Our Catholic Tradition has a robust history of meditative prayer, which engages our imagination, our five senses, our thoughts, and our emotions. You see it in the writings of the apostle Paul and in the life and preaching of Jesus. You see it in desert Fathers like Anthony of Egypt or Dorotheus of Gaza. You see it in medieval theologians like Bonaventure or Thomas Aquinas. You see it in mystics like Teresa of Avila, John of the Cross, or Ignatius of Loyola. You see it in the liturgy itself, which invites our bodies, our five senses, our imagination, our desire, and our emotions into wholehearted worship!
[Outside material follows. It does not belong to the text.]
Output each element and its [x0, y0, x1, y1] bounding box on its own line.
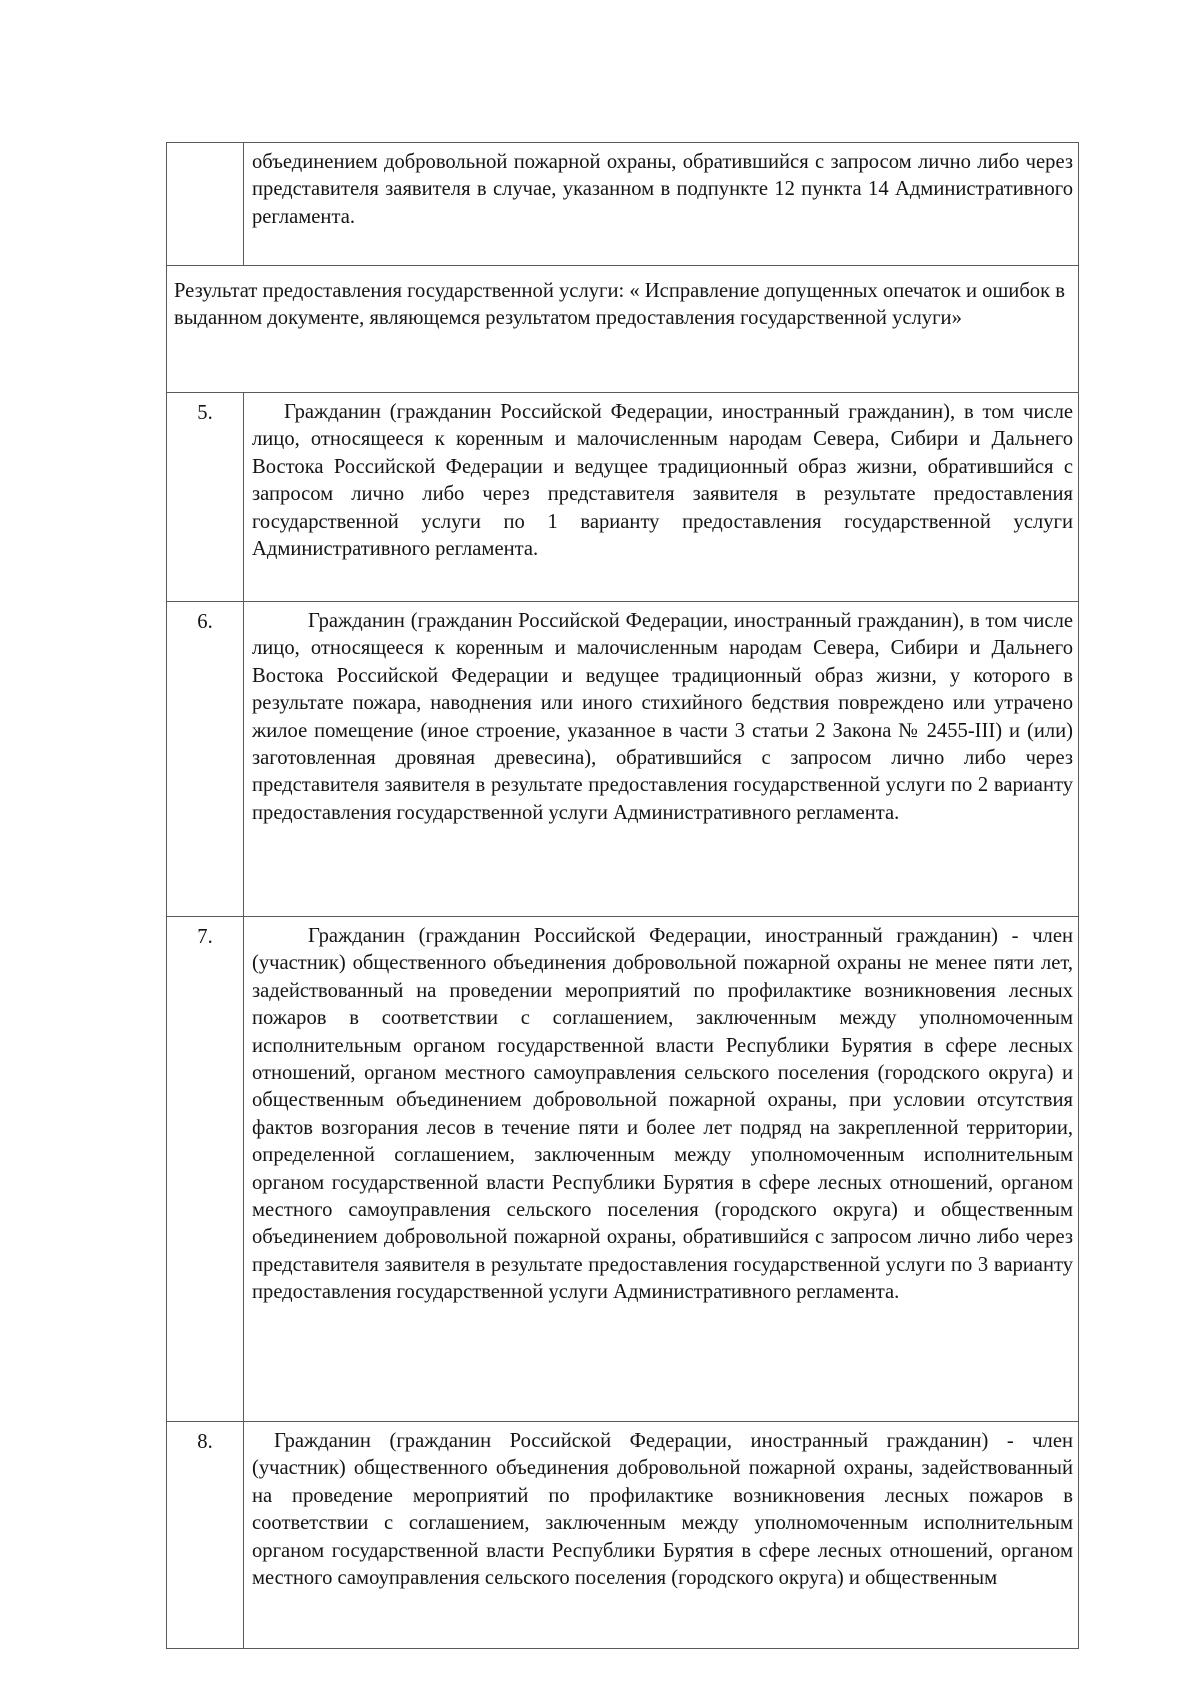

The very words “present” and “mindful” reflect the structure of the Eucharistic Prayer at Mass. We who are priests stand in the presence of the heavenly altar, participating in the self-offering of Jesus, the High Priest. After calling down the Holy Spirit on the offerings of the gathered assembly, we declare with Jesus “this is my Body” and welcome divine presence under the appearances of bread and wine. Our prayer proceeds with the anamnesis – a very special kind of “remembering” that allows those saving events to be truly present here and now. The Greek anamnesis is more literally translated as “mindfulness.” Our human capacity to be mindful is a reflection of the divine and eternal mindfulness. For God, there is no past or future, but all is an eternal now. We as humans sojourn through time. But in the Eucharistic liturgy, priest and people alike are invited to present all of the fragments of our life and allow them to be gathered together and transformed by the divine presence of Jesus. All the “once-and-for-all” events of his life become truly present, and we are invited to be mindful. Meanwhile, in this marvelous exchange, he invites us to present all of ourselves (including the very messy parts) and be touched and transformed by God, in his eternal mindfulness of his scattered children.
The Eucharist is the beating heart of the Church. The presence and mindfulness that is woven into the Mass is then meant to be echoed in our daily living. At Mass, we receive and are received into the much larger reality of the Body of Christ. We become again and again what we one day will be. As we continue through the work, the rest, the play, and the conversations of any given day, we are invited to continue abiding in that presence and mindfulness – to be open and receptive to the ongoing movements of the Holy Spirt and surprises of the living God. The experience of Communion in the Eucharist opens up the lived reality of Communion in our daily lives.